Am 29. März 2007 findet in der Hochschule Magdeburg-Stendal ein ganztägiges Symposium "Gemeinsam für eine gute Schule" statt. Das Symposium wird durch das Kultusministerium des Landes Sachsen-Anhalt organisiert. Verschiedene Gesprächsforen beschäftigen sich insbesondere mit dem partnerschaftlichen Zusammenwirken von Elternhaus und Schule.

29.03.2007 Sachsen-Anhalt Pressemeldung Kultusministerium des Landes Sachsen-Anhalt

Zum Verlauf und ersten Ergebnissen äußerte sich Staatssekretär Winfried Willems während des Symposiums.

"In Sachsen-Anhalt gibt es bereits zahlreiche Schulen, die sich durch eine enge, vertrauensvolle und vor allem partnerschaftliche Zusammenarbeit zwischen Schulleitungen, Lehrkräften, Schülerinnen und Schülern sowie Eltern auszeichnen", so Willems. "Wie wir inzwischen wissen, hängt hiervon die Qualität der Bildungs- und Erziehungsarbeit an einer Schule ganz entscheidend ab". Ziel des Symposiums sei es, Wege und Instrumente aufzuzeigen, um die Verbindung zwischen Schule und Elternhaus und die konkreten Mitgestaltungsmöglichkeiten von Eltern im Schulalltag weiter zu intensivieren. So gelte es beispielsweise, die Gründung von Schulfördervereinen anzuregen und deren Aufbau organisatorisch zu unterstützen.

"Bestandteile eines solchen Dialogs können", so der Staatssekretär "Elternstammtische, Elternbesuche oder klassen- und jahrgangsübergreifende Elternabende oder Elternseminare sein." Willems verwies daneben auf ganz einfache Instrumente zur Dialoggestaltung, wie ein so genannter Elternbriefkasten, im Schulhaus an geeigneter Stelle montiert, der sich durchaus dazu eigne, um miteinander ins Gespräch zu kommen.

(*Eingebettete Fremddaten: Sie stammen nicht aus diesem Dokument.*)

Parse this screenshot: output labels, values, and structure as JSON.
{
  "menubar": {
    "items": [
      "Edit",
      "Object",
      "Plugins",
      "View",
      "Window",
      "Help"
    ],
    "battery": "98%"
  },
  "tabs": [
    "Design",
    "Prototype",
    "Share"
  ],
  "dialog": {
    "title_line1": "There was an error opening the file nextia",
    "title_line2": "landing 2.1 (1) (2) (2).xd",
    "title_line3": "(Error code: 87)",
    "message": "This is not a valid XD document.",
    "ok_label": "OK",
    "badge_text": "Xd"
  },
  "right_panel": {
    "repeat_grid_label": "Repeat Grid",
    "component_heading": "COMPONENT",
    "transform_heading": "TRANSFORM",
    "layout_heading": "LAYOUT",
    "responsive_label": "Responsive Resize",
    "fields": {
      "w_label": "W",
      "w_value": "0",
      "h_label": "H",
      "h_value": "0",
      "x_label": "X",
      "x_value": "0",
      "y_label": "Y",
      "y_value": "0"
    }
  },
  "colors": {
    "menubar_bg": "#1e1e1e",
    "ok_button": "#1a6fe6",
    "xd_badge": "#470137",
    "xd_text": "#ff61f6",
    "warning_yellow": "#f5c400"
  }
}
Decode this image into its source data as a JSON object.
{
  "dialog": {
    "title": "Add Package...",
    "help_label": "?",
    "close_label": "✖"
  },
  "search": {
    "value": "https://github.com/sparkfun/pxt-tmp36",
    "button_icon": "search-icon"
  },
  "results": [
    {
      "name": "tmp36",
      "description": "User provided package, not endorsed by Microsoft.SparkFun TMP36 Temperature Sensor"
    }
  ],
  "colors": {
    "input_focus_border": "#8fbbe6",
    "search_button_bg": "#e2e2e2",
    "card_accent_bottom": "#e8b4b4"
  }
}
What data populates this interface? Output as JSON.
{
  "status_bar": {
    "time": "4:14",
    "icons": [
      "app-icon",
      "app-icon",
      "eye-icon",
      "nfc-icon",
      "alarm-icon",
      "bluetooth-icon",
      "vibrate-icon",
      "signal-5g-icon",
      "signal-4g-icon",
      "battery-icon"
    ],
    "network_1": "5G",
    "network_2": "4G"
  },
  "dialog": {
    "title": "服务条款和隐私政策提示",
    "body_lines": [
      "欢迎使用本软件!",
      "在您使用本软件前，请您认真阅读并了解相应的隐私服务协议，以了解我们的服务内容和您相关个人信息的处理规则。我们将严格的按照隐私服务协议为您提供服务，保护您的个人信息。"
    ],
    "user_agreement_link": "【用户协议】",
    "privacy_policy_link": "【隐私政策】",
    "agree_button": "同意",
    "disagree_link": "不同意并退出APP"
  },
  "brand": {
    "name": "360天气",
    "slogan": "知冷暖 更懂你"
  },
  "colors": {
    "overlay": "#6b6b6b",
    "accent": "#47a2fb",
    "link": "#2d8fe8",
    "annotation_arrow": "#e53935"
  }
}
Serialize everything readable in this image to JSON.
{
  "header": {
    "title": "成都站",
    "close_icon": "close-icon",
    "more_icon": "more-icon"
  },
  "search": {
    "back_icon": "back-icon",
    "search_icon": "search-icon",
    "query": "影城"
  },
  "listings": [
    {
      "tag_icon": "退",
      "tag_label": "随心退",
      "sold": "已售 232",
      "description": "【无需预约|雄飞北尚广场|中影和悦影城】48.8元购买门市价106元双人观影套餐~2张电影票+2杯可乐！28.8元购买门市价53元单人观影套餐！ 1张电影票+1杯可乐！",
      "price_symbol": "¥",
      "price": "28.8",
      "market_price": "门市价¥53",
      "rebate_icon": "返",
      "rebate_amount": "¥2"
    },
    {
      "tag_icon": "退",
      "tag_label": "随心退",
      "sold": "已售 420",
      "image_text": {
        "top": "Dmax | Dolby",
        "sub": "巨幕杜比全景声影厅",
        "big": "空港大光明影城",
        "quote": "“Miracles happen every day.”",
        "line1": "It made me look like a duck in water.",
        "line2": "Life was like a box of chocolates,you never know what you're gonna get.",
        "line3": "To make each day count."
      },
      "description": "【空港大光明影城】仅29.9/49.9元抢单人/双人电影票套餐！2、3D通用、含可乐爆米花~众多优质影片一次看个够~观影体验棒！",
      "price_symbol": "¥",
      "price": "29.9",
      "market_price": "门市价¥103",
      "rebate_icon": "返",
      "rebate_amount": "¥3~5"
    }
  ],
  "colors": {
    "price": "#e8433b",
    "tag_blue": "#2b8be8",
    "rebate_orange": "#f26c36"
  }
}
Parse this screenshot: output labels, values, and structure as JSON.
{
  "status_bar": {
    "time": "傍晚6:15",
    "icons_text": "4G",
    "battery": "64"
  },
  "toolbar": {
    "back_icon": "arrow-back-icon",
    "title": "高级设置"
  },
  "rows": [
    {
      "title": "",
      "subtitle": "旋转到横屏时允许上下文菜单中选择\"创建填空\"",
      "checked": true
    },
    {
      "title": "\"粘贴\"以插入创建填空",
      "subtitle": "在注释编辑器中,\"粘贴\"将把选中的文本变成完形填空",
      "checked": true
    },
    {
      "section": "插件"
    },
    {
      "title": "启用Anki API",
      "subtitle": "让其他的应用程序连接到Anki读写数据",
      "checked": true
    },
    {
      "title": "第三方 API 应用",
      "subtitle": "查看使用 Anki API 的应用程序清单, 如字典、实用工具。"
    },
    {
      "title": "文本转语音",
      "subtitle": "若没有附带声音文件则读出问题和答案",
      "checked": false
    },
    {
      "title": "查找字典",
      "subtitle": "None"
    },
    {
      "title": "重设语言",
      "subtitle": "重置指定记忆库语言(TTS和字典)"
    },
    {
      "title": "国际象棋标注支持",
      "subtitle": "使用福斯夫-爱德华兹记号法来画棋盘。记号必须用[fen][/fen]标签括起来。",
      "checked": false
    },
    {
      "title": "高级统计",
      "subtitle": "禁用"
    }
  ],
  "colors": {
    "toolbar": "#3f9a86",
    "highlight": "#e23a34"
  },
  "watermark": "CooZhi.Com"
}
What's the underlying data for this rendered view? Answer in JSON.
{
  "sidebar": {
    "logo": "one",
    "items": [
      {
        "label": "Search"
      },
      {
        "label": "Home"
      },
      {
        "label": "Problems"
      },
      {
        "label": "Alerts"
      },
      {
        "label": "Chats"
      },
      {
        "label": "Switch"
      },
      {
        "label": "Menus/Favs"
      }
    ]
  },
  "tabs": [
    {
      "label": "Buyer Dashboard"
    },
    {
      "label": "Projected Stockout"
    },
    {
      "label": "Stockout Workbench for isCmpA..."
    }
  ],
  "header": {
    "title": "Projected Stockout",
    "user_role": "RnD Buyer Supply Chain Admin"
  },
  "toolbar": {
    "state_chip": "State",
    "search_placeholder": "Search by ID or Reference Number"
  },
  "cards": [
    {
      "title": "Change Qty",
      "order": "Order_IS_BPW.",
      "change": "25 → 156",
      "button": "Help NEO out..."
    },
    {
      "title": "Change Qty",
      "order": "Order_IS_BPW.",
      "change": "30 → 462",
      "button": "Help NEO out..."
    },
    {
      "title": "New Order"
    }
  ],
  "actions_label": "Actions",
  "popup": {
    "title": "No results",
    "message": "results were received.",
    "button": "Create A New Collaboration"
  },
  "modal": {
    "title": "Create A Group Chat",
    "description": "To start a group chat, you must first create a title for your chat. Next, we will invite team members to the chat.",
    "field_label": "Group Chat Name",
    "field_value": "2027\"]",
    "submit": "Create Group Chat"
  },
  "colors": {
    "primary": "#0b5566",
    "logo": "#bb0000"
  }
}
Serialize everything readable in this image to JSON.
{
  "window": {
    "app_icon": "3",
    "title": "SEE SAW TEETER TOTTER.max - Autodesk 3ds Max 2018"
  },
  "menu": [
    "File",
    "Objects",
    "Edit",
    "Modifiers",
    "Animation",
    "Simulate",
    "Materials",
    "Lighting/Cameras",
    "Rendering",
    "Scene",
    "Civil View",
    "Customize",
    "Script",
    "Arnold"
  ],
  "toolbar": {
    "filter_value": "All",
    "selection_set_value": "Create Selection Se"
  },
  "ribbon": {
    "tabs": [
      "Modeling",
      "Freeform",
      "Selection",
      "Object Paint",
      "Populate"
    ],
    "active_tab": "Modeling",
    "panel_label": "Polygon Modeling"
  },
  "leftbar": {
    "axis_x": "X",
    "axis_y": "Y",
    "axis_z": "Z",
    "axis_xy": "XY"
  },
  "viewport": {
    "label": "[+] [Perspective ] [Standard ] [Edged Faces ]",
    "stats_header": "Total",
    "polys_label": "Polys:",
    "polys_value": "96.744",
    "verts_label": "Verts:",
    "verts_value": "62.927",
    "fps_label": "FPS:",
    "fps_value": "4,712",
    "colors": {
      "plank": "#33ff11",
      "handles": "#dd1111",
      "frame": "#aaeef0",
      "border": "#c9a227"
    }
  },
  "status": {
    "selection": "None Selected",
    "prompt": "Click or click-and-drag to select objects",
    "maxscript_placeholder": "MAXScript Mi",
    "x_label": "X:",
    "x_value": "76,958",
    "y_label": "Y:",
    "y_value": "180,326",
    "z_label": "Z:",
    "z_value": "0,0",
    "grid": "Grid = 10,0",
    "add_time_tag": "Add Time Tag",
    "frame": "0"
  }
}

In der Folge eines erfolgreichen Dialogs zwischen Elternhäusern und der Schule werden z. B. gemeinsam:

  • Schulprogramme gestaltet,
  • Inhalte und Methoden des Unterrichts diskutiert,
  • Lernstrategien und Lernmethoden besprochen,
  • Kriterien der Leistungsbewertung und Modalitäten der Versetzung oder Schulabschlüsse vorgestellt,
  • Fallberatungen bei Schulversagen organisiert,
  • Lern- und Sozialverhalten der Kinder und Jugendlichen reflektiert, eingeschätzt und konstruktiv bearbeitet,
  • aktuelle den schulischen Bereich betreffende Rechts- und Verwaltungsvorschriften besprochen u. v. m.

Willems machte deutlich, dass die Schule als Lern- und Lebensraum für die Schülerinnen und Schüler auf die Vielfalt von Begegnungs- und Unterstützungsmöglichkeiten angewiesen sei. Eltern fungierten dabei als wichtige Partner, gerade wenn es um die Öffnung von Schule gehe. "Sie können und sollen als außerschulische Experten das Schulleben auf entscheidende Weise bereichern."